Na época eu estava no Jornal do Brasil e o Editor de Nacional, Jorge Pontual (hoje correspondente da Rede Globo nos Estados Unidos) mandou a pauta sugerindo que tentasse entrevistar o general para perguntar se haveria mesmo eleição direta para governador em 1982.

Era agosto de 1981 e lembro-me bem; até então os governadores eram escolhidos pelos militares.

Mas, como furar o bloqueio da segurança e entrevistar um presidente que não gostava de dar entrevista?

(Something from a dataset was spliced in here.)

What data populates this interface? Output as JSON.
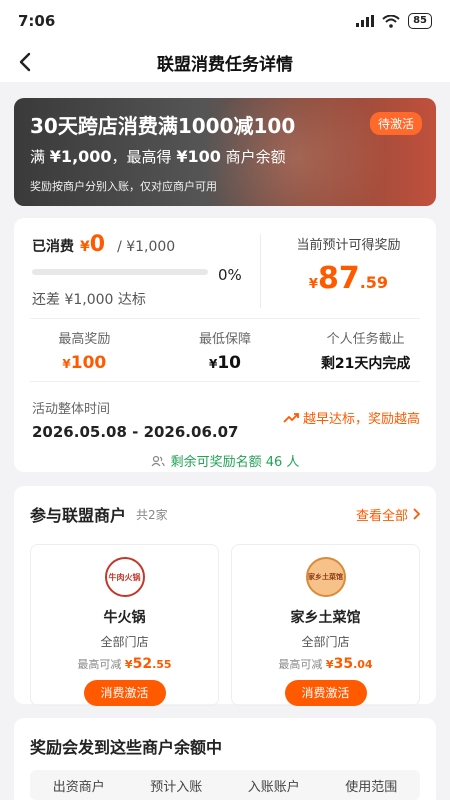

Foi aí que bolei o plano com o companheiro Adailson Calheiros. O general iria almoçar – o almoço foi no Clube da Asplana, em Ipióca – e depois viria com o governador Guilherme Palmeira para uma solenidade no palácio.

Ora, depois do estômago cheio não tem sentinela que não vacile e combinei com o Adailson para ele ficar na saída do palácio. Eu fiquei disfarçando entre uma árvore no jardim e quando o Figueiredo se aproximou para entrar no carro e voltar a Brasília eu me aproximei e consegui driblar os seguranças.

- Presidente, vai haver eleição direta mesmo para o ano?

- Você ta me chamando de mentiroso, é?

- Não, presidente, é a oposição que dúvida.

- A oposição duvida de tudo.

O general entrou no carro oficial e eu fui arrastado pelo cós da calça por um brutamontes que fazia a segurança do presidente e que foi o único a reagir contra o meu atrevimento de repórter.

Mas, valeu à pena porque eu cumpri a pauta. E valeu agora porque eu não sabia onde estava essa fotografia.

NB Quero agradecer a todos que se manifestaram nessa data. Ao França Moura, ao Carlos Melo, ao Joaldo Cacalcante, ao Ricardo Mota, ao Marcelo Firmino, a Bleine Oliveira, Michelle Farias, Elô Baeta, Layra Santa Rosa, Tiago 1 e 2, ao Wadson Régis e a Monique, ao Paulo Omena, ao Wilson Araújo, aos meus filhos Walace, Zé Aprígio, Nelson, Thaísa, Jorge Ricardo, Débora, ao Wolnei Malta, a Gilca Cínara, Glécio Rodrigues, Maciel, Jonathas Marresia, Deraldo Francisco, ao advogado Jéferson Marcelino, ao Wadson Correia, Luiz Dantas, Ângelo Farias, Pinto de Luna, Tereza Cristina, ao meu cunhado Apolinário, a minha mulher Nailza – e esta uma heroína rara; enfim, a todos os que fazem o Sistema O Jornal de Comunicação, e ao Cada Minuto. Que Deus os recompense em dobro pela alegria que me proporcionaram hoje.